耳に届くシャワーの音をかき消そうとすればする程、鼓膜を支配していくかのようにその音が鮮明になっていく。それと同時に俺の心臓は激しく脈打ち始めた。別のことを考えようにも、背後でシャワーを浴びている藍沢さんのシルエットが、見ていないのに瞼の奥に浮かんでしまう。
山梨まで来て足止めを食らった。周りにビジネスホテルがなく致し方ないとはいえ、ラブホテルに男女で入るという事に戸惑いがあった。これがビジネスホテルで一室しかないという状況ならまだ良かったのかもしれない。安いラブホテルという、官能的な空間が俺の意思に反して彼女を意識させた。
どれくらいそうしていたのだろう。頭にタオルが乗せられ、彼女が戻ってきた事にそれまで気づかなかった自分に驚いた。見上げた先にいた彼女が俺を見て、「風邪引いちゃいますよ」とふわりと笑う。その笑顔に胸の奥が熱くなった。誤魔化しきれない動揺を抱えたまま、その熱を鎮めるために冷たいシャワーを頭上から浴びた。
冷えた身体で戻ると、彼女が俺のスーツを乾かしてくれていた。先程とは少し違う、ほわんとした温かな感情が湧き上がる。
気持ちが少し落ち着いたからだろうか。自社製品が浴室にあった事を思い出し伝えると、ぎこちなかった会話がいつものように戻った。
ただ、いざ同じベッドで眠るとなるとまた甘い緊張が走った。本来ならば、冷静になって彼女と話がしたかった。あの日、彼女からキスをされて言われた言葉がずっと脳裏から離れなかったからだ。至って普通にしてくれてはいるが、今回のトラブルがなければ恐らく視線さえ合わなかったかもしれない。
「煉獄さん」
背中越しの会話が一旦途切れたかと思うと、改めて彼女が俺を呼んだ。なんとなく空気が張り詰め、気づかれないように息を飲んだ。
「そのまま聞いてください。……その…愛莉とは付き合っているんですよね。それなのにこの前はあんな事して、」
「ちょっと待ってくれ…川谷のことか?川谷と俺が付き合ってる?」
「違うんですか?だってこの前…エレベーター降りてから、キス…してましたよね?」
考えていた事とは違う、予想外の言葉を述べられて困惑し、咄嗟に身体が動いた。彼女の言っている日の出来事を思い出すまでもなくそんな事実はないと言い切れる。一体どうしてそんな勘違いをしてしまったのか。理由は分からないにしても、彼女がどうしてあの日、涙を流して想いを伝えてきたのかが漸く分かったように思えた。
「君がもし俺達とエレベーターで会ったあの日のことを言っているなら、それは君の見間違いだ。川谷とは何も無い…そういう関係ではない」
実際、川谷との関係に特別なものなどなかった。同じ部署の後輩であり、ジムで会えば一緒に汗を流す。それだけだった。ただ、自分の感情が揺れ動いているのは自覚していた。関係はなくても、自分の気持ちを言い切れない自分が情けない。だけど、藍沢さんには勘違いをして欲しくなかった。
見つめていた彼女の背中が動き、視線が交わる。潤んだその瞳から目が離せなかった。微かに紅潮する彼女の顔に、鼓動が加速していく。
「煉獄さんが好きです。……キス、してください」
薄ピンクの唇から紡がれた想い。言わずとも伝わる彼女の緊張が俺に否応なしに伝染していく。

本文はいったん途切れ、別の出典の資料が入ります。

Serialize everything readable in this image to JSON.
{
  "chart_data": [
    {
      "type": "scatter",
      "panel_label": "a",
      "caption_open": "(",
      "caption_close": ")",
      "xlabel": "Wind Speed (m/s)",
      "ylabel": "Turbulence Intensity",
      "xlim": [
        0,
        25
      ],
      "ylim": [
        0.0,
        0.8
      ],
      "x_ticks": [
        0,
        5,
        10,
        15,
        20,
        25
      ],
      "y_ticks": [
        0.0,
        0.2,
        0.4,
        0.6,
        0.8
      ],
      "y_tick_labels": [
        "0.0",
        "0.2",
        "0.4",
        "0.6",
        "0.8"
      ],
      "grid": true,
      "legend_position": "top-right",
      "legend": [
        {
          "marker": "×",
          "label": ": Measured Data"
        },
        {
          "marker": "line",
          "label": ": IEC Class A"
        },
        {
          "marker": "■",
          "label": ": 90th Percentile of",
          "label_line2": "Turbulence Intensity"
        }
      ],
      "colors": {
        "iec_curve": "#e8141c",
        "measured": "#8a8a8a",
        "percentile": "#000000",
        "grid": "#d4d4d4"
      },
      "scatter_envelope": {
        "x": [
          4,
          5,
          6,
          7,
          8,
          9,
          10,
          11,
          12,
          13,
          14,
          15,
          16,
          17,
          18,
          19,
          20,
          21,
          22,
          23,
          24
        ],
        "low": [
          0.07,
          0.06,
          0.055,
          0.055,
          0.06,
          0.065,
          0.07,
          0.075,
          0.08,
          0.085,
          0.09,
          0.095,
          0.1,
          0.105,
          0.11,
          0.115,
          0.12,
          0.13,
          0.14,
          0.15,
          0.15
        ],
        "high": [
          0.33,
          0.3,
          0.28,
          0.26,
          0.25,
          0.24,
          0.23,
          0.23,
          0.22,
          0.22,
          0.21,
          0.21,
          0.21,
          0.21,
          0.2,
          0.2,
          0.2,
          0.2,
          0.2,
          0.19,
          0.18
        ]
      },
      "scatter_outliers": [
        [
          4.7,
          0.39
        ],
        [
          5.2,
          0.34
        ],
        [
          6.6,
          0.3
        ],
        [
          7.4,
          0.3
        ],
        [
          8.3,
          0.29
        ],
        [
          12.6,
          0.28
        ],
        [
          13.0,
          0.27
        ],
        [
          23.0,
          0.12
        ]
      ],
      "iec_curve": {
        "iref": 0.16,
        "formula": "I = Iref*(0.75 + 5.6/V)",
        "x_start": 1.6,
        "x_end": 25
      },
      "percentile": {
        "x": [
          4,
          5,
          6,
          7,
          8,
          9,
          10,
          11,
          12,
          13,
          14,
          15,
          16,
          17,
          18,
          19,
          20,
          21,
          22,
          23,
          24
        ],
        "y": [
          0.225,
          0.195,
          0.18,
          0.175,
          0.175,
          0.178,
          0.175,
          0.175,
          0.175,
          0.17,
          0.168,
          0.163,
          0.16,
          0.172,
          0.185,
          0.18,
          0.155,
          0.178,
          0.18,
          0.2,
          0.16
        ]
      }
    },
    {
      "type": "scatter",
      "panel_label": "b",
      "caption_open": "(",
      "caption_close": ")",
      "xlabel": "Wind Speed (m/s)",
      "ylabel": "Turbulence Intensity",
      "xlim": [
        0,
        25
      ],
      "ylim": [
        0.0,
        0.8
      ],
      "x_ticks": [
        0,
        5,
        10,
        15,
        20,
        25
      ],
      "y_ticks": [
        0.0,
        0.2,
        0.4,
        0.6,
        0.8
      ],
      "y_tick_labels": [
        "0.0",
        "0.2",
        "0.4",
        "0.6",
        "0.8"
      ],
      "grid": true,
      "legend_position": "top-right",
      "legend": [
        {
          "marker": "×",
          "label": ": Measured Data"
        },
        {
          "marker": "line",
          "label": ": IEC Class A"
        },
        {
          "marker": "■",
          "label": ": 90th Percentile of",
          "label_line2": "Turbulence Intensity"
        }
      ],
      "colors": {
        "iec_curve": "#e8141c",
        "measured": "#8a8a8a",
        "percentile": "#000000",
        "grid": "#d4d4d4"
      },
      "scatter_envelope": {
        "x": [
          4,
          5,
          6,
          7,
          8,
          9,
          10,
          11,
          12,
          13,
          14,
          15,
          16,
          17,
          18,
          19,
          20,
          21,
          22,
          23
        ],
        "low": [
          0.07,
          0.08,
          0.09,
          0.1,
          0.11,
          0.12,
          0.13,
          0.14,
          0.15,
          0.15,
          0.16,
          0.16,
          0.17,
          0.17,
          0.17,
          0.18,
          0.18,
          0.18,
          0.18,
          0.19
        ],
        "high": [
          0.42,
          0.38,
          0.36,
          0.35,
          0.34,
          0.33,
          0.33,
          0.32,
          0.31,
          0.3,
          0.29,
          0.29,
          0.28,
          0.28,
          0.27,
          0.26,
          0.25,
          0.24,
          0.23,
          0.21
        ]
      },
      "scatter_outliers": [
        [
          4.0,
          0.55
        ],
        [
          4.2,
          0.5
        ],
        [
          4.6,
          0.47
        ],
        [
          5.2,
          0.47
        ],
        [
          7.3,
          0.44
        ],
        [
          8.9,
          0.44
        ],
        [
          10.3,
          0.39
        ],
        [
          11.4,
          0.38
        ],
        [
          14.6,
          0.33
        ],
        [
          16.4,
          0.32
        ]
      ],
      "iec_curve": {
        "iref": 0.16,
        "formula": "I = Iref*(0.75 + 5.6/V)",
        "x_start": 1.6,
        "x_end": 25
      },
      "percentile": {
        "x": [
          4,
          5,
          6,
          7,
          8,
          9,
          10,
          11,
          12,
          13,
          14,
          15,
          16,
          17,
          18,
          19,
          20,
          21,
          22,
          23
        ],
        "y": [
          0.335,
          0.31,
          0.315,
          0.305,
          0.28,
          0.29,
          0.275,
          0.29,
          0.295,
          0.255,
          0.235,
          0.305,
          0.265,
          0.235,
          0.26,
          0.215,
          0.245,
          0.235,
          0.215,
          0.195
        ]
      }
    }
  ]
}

俺が何かを伝える前にぎゅっと強く閉じられた瞼。緊張しながらも勇気を出して伝えてくれたその想いが嬉しくて温かくて愛おしいと思った。
「藍沢さん…」
彼女の名前を呼んで空いていたその距離を詰める。眉根を寄せ強張る表情を和らげてほしくて、緊張が走っている頬に自分の手を添えた。
ゆっくりと開く瞼。眼鏡を外した素のままの表情で俺を見つめ上げる。
きっとこの空間と緊張が俺の思考を奪っていたのかもしれない。彼女に見つめられて心を掴まれたのかもしれない。脳裏に浮かんだ上司の言葉。試すようなことはダメだと分かりながらも近づく顔を止められなかった。
彼女の顎を持ち上げを顔を寄せる。お互いの吐息を感じる程の距離になり、あと少しでその唇に触れるという時――
「待って!待ってください……」
――彼女が下を向き、俺の身体を押し返した。